Former Left Party member of the Bundestag (federal parliament) Diether Dehm, a Wagenknecht supporter, even appeared on Saturday at a Querdenker (“lateral thinkers”) demonstration against the Munich security conference. The main speaker at the rally, which was also attended by numerous AfD members, was former CDU Bundestag member Jürgen Todenhöfer, who is also one of the first signatories of the Wagenknecht-Schwarzer petition.

The claim that an anti-war movement is only “credible” if it welcomes generals, right-wing bourgeois politicians and members of the fascist AfD into its ranks is absurd and reactionary. With people who trivialize Hitler’s war of extermination and the Holocaust as so much bird shit, along with fascists and militarists, one builds not an anti-war movement but a pro-war movement.

That is why the petition does not say a word about the revival of German militarism and the biggest rearmament offensive since the Third Reich. It condemns Russia’s brutal invasion of Ukraine, but not NATO’s criminal policy of waging a proxy war against Russia on the backs of the Ukrainian people.

The petition is not a call to fight war and nationalism, but an appeal to the chancellor to consistently protect “German” interests. It reads: “But we can and must hold our government and the chancellor to account and remind him of his oath: ‘To avert harm to the German people.’”

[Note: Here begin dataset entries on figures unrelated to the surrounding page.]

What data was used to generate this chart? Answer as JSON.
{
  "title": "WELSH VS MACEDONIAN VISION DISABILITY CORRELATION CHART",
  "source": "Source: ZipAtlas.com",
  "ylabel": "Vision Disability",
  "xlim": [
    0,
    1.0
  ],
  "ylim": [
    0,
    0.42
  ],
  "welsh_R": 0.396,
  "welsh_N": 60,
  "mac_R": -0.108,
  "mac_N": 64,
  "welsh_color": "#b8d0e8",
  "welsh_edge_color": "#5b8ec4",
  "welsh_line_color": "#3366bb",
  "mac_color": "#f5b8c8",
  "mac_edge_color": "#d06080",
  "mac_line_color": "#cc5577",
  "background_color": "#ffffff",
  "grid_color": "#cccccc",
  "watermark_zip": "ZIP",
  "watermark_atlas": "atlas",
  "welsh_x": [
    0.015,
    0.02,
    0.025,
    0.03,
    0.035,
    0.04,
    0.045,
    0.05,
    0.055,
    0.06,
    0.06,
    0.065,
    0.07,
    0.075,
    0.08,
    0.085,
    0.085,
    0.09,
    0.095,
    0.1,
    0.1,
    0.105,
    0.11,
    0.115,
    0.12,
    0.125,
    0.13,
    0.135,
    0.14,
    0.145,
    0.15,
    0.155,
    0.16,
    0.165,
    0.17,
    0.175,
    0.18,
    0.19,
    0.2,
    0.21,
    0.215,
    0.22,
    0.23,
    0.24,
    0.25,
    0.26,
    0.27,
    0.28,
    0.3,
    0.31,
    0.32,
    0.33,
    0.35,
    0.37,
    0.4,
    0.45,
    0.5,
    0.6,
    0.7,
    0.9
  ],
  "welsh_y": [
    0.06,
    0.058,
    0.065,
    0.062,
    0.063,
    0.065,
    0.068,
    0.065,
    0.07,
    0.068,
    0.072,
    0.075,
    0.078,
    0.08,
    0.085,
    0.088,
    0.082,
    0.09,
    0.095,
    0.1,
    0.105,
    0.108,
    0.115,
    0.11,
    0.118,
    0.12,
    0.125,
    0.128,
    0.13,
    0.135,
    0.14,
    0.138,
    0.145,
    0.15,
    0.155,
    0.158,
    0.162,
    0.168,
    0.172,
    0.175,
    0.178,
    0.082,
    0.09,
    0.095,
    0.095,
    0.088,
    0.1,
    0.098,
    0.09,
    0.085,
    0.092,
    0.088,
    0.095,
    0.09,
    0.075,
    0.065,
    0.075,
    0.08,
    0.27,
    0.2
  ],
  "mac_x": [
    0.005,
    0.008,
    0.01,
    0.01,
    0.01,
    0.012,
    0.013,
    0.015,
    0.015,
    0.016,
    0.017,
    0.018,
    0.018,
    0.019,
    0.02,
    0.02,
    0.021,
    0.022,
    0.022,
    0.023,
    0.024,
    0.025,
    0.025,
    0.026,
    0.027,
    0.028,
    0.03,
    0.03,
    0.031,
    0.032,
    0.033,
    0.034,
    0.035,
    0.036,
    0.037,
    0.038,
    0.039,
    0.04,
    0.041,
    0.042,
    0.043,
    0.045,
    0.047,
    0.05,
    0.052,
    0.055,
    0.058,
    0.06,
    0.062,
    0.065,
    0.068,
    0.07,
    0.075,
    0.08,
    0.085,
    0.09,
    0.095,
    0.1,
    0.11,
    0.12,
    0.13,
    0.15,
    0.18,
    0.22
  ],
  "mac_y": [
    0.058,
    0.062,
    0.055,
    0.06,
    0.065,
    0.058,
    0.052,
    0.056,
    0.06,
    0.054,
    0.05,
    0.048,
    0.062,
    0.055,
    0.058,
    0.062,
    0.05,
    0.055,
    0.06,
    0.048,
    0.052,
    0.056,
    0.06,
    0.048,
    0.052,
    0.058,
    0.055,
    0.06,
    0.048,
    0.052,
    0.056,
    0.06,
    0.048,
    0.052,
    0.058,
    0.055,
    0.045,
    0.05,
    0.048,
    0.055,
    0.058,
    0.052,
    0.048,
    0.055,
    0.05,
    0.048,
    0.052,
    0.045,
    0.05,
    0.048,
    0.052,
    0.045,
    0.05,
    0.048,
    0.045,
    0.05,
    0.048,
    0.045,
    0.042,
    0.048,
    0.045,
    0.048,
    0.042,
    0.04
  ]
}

The “people” in Germany, as in all capitalist countries, are divided into irreconcilable and antagonistic social classes. Scholz defends—both at home and abroad—the social, economic and geopolitical interests of German capital, which is once again confronted with the same global contradictions it had sought to resolve through two world wars and the Nazi dictatorship.

A serious struggle against war must therefore also be directed against its root: capitalism. It must reject every form of nationalism and militarism and rely on the only social force that can prevent a catastrophe: the international working class, which is now on the move everywhere and rising up against wage theft and war.

In accordance with Karl Liebknecht’s motto “The main enemy is at home,” it is necessary to denounce the warmongers in the chancellery, the defence and foreign ministries, who have been preparing the war for years with the expansion of NATO, the coup in Kiev in 2014 and the systematic armament of the Ukrainian army.

The Sozialistische Gleichheitspartei (SGP) stands for this perspective of international socialism as the German section of the Fourth International. Wagenknecht’s initiative is diametrically opposed to this and ultimately serves only to demoralize and suppress a mass movement of workers. That is why it collaborates with the worst opponents of the working class.

Those who really want to fight against war must join the campaign of the SGP and its youth organization, the International Youth and Students for Social Equality (IYSSE), to build a mass movement against the war in Ukraine. The call for this states:

We must turn out to the factories and workplaces, where workers are struggling against inequality and exploitation. They are the great power capable of overthrowing capitalism and forging a way forward for humanity. The IYSSE does not only seek the support of workers in the struggle against war. We recognize that the defeat of imperialism depends upon the emergence of the working class, armed with a socialist program, as the leading and decisive revolutionary force in the fight against the world capitalist system.